Beefin’ Up: Daily Feed for Amazing Grazing: A Teen Devotional

Submitter: It is a teen devotional book with a bunch of lovely little cow line drawings scattered about. You can see one of the “bad cow” drawings on the table of contents. You will notice that “bad cows” can be identified by their black trench coats with skull graphic, cigarette, beer cans (bad cows litter, you know) and shiv. The section regarding the tape store is especially good.  While I personally love U2, I can promise that I have never used the word “zing” to describe them. Oh and the “That grass will kill you” chapter is indeed about grass dude.

Holly: Clearly, this is out of date.  Submitter pretty much summed it up!

Beefin Up contents


Week Six


  1. Cute, but it definitely needs to be weeded.
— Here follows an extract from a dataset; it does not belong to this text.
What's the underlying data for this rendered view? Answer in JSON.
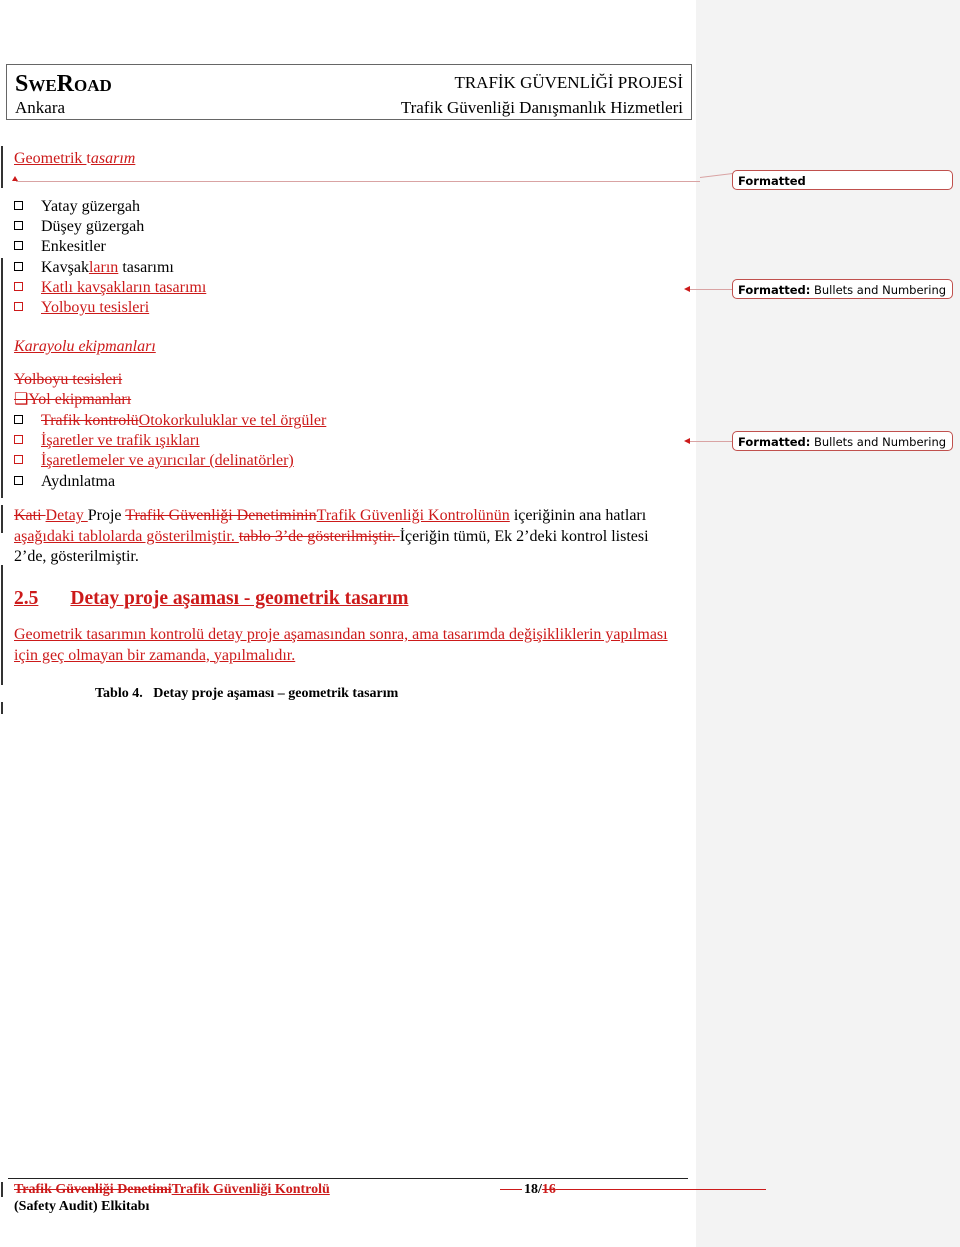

The kids today would have a cow over seeing all that bull. Sorry, I’m done milking this book. 🙂

  2. $10.98? Gosh, if he didn’t steal the tape, he’d practically have to rob a bank to pay for it. Who has that kind of money?

    I’m kind of curious about the other chapters…and who’s idea it was to use cows.
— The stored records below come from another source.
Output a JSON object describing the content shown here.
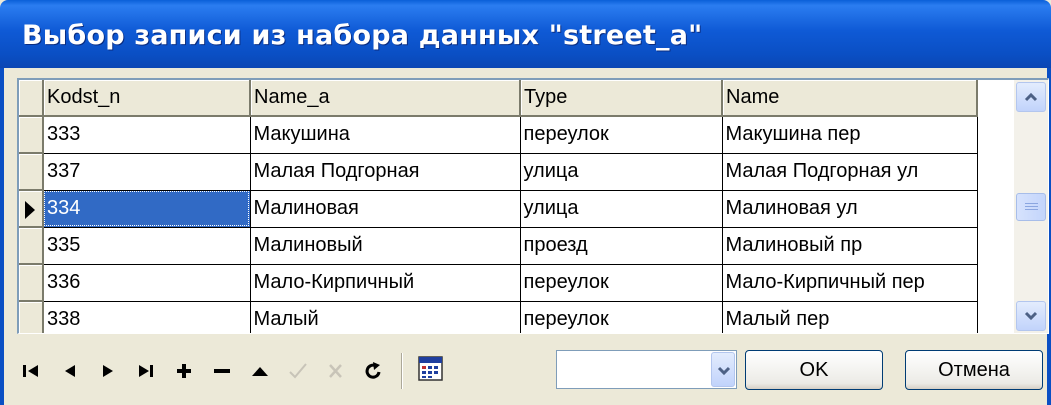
{
  "window": {
    "title": "Выбор записи из набора данных \"street_a\""
  },
  "grid": {
    "columns": [
      "Kodst_n",
      "Name_a",
      "Type",
      "Name"
    ],
    "rows": [
      [
        "333",
        "Макушина",
        "переулок",
        "Макушина пер"
      ],
      [
        "337",
        "Малая Подгорная",
        "улица",
        "Малая Подгорная ул"
      ],
      [
        "334",
        "Малиновая",
        "улица",
        "Малиновая ул"
      ],
      [
        "335",
        "Малиновый",
        "проезд",
        "Малиновый пр"
      ],
      [
        "336",
        "Мало-Кирпичный",
        "переулок",
        "Мало-Кирпичный пер"
      ],
      [
        "338",
        "Малый",
        "переулок",
        "Малый пер"
      ]
    ],
    "current_row_index": 2
  },
  "navigator": {
    "buttons": [
      "first-icon",
      "prior-icon",
      "next-icon",
      "last-icon",
      "insert-icon",
      "delete-icon",
      "edit-icon",
      "post-icon",
      "cancel-icon",
      "refresh-icon"
    ],
    "disabled": [
      "post-icon",
      "cancel-icon"
    ]
  },
  "filter_combo": {
    "value": ""
  },
  "buttons": {
    "ok": "OK",
    "cancel": "Отмена"
  },
  "colors": {
    "title_bar": "#0a4fc4",
    "selection": "#316ac5",
    "face": "#ece9d8"
  }
}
  3. You can bet if one of my calves were getting stoned right in front of me that I would yank the joint right out of his/her mouth instead of weeping. U2–the Christian protest band that zings! Um, yeah….I’m sure Bono and the lads would love that.

  4. no…no, latawnya beats this.

    ‘this…really zings.’ really zings. zings.

    you just have to wonder sometimes.

  5. It’s cute, but no better than most books that set out to “reach today’s youth.” Most of them don’t meet most library’s selection criteria. They’re just lame, and they date faster than “the slang those crazy kids use.”

  6. Well, I don’t think it’s too bad. Although the tape thing is definately out of date. There aren’t even as many CDs sold today because of Ipods and Mp3 players.

  7. So U2 are “British or Irish or something”… ? Wow, a book for children should teach them to learn and respect differences between two countries, shouldn’t it ?

  8. Memo to Americans (Christian or otherwise): You are advised never to refer to any Irishman or woman, not even Bono, as ‘British or Irish or something’…

  9. I looked it up in Amazon “The eight weeks of devotions contained in this book will give you the milk and meat you need to beef up your faith. It is designed to hep you stand your ground when the rest of the herd is in full stampede away from God. And that’s no bull.” I HAVE to read this.

  10. I think I want this, actually. If I ever need a laugh, I’d only need to go to this. And I think I just figured out why those California cows from the cheese commercials are so happy.

  11. Wow. Too bad I actually did this devotional with my church group when I was in Jr. High. It didn’t seem weird at the time, but that was back in the early 90’s. Yikes I feel old.

  12. when i was a teen this book gave me the confidence to really own my wedge-shaped arms, giant pink boxer shorts, and the fact that i was a moo cow. lifting three pound weights also helped.

  13. Nothing makes devotion cooler and more appealing to teens than pictures of cartoon cows! Because … teens really admire … cows?

  14. I love, love, love the pic of Mummy Cow and Daddy Cow telling off Bobby Calf. Particularly Mummy’s hankerchief and (real? fake? I must know!) pearls.

  15. My parents owned this book! They had a few teen-devotional type books for us. Too bad I was born in 1986, so by the time I was old enough for it, I could tell an outdated book when I saw one.